Onun yansımaları medyada da ağır eleştiriler aldı. Ve hatta milli
takıma alınmaması için yazı yazanlar bile oldu. Ama o hiç
aldırmadı. Sadece işini yaptı. Ve belki de bugün Fenerbahçe
şampiyonluğunun baş mimarı oldu. Verdiği enerji ve mücadele gücünü
takıma aşıladı Emre Belözoğlu.
Bugün kupa elinde ve belki de dünyanın en mutlu insanlarından
birisi. Galatasaray’dan ayrıldığı günden bu yana Avrupa’da top
koşturduğu yıllarda Inter’e sonradan verilen kupayı saymazsak lig
şampiyonluğunu ilk kez kazandı. Bu kupa için uzun ara verdi. Ve
şimdi yine kupalandı. Bu kupa geçen yılki ağır sendromdan sonra ona
mental olarak en büyük şifa oldu. Çok konuşulan Emre, çok samimi
açıklamalarda bulundu....
Ve hiçbir yerde konuşmadığı kadar. Şampiyonlukla sona eren yorucu
bir yılı başarıyla geride bırakmanın rahatlığı ile ne var ne yok
anlattı. Belki de merak ettiğiniz her şey birinci ağızdan
yanıtlandı. Ve özellikle şampiyonluk yolunda yaşananlar....
İşte sorular ve yanıtlar:
“Haram puanımız yok, helalimiz var’ gibi sözlere girilirse sonradan
çok pişman olunur. Yöneticileri biraz düzene sokmak gerekiyor.

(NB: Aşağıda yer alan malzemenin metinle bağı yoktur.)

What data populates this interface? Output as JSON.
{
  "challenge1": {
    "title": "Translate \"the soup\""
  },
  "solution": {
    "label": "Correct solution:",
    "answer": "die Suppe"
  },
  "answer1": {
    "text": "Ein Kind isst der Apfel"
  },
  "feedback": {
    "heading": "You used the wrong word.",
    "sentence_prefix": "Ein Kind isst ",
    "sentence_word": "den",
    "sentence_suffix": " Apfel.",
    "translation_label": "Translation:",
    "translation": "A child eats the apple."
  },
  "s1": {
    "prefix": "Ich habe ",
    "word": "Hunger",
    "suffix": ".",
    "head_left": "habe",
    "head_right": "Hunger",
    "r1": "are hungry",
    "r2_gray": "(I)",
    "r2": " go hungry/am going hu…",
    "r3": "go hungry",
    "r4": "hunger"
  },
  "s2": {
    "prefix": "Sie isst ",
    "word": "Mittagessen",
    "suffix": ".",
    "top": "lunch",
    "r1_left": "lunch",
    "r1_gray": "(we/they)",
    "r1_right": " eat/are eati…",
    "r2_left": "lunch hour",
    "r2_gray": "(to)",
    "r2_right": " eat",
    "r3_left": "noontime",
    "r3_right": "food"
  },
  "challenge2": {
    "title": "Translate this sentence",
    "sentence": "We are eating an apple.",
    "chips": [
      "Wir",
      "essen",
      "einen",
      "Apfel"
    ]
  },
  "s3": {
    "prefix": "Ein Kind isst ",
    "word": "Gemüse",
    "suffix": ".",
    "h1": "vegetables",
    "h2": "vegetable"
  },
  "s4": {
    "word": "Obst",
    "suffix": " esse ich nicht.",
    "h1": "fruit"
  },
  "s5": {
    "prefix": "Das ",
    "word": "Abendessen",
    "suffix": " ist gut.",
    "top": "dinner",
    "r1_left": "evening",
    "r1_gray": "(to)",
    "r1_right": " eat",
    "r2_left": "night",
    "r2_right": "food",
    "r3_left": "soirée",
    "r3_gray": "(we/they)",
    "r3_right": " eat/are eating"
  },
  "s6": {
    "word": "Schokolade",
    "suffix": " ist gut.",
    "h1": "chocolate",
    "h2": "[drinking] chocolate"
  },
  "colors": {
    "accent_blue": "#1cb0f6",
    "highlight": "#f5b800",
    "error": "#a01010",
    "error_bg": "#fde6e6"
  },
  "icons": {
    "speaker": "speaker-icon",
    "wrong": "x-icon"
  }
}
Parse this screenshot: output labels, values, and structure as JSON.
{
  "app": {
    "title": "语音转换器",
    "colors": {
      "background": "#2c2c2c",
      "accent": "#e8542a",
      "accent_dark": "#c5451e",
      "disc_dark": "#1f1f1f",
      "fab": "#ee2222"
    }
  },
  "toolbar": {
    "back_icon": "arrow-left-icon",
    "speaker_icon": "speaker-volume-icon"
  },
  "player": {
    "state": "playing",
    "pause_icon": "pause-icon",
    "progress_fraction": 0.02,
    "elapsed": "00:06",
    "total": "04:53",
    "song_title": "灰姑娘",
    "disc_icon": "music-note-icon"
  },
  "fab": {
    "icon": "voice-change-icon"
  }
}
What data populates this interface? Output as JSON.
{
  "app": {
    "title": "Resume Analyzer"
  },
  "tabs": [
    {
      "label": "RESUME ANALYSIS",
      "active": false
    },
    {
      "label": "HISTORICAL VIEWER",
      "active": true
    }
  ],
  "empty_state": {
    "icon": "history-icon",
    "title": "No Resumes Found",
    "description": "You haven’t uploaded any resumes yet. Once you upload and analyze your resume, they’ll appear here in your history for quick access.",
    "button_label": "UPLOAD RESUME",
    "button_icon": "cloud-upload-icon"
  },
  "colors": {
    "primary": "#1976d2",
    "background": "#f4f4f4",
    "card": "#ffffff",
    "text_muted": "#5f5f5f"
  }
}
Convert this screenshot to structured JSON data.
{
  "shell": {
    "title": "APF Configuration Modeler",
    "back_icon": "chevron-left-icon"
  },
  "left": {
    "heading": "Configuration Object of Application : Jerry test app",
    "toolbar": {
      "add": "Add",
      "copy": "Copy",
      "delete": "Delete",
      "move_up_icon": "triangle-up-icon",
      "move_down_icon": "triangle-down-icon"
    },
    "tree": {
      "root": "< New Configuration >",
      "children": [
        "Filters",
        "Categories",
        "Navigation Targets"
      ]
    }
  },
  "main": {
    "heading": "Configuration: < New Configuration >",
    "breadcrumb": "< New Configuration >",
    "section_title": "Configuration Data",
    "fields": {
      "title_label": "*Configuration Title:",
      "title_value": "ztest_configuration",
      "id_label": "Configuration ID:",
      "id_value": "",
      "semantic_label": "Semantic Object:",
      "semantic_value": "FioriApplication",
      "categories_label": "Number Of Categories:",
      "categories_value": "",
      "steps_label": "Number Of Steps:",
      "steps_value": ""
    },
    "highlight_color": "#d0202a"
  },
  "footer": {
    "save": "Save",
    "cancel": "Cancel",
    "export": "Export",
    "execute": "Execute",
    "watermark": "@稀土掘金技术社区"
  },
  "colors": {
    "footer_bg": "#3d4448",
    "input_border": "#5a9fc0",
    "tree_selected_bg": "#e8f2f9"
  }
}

Oluşturdukları ortamdan herkes nasibini alıyor. Türk futbolu için
düzene sokmak adına özveride bulunmak lazım. Trabzonspor’un bu
kadar puan kaybedeceğini hesaplamak hayalcilik olurdu. İkinci
yarının ilk haftalarında kaybederek o senaryoyu kendileri
hazırladı.”
ARENA'DA TEK AYAKLA OYNARDIM
Galatasaray maçlarında sakatlanman dikkati çekiyor. Acaba
bilinçaltı bir şey mi var? Hayır tabii ki yok. Sadece denk geldi.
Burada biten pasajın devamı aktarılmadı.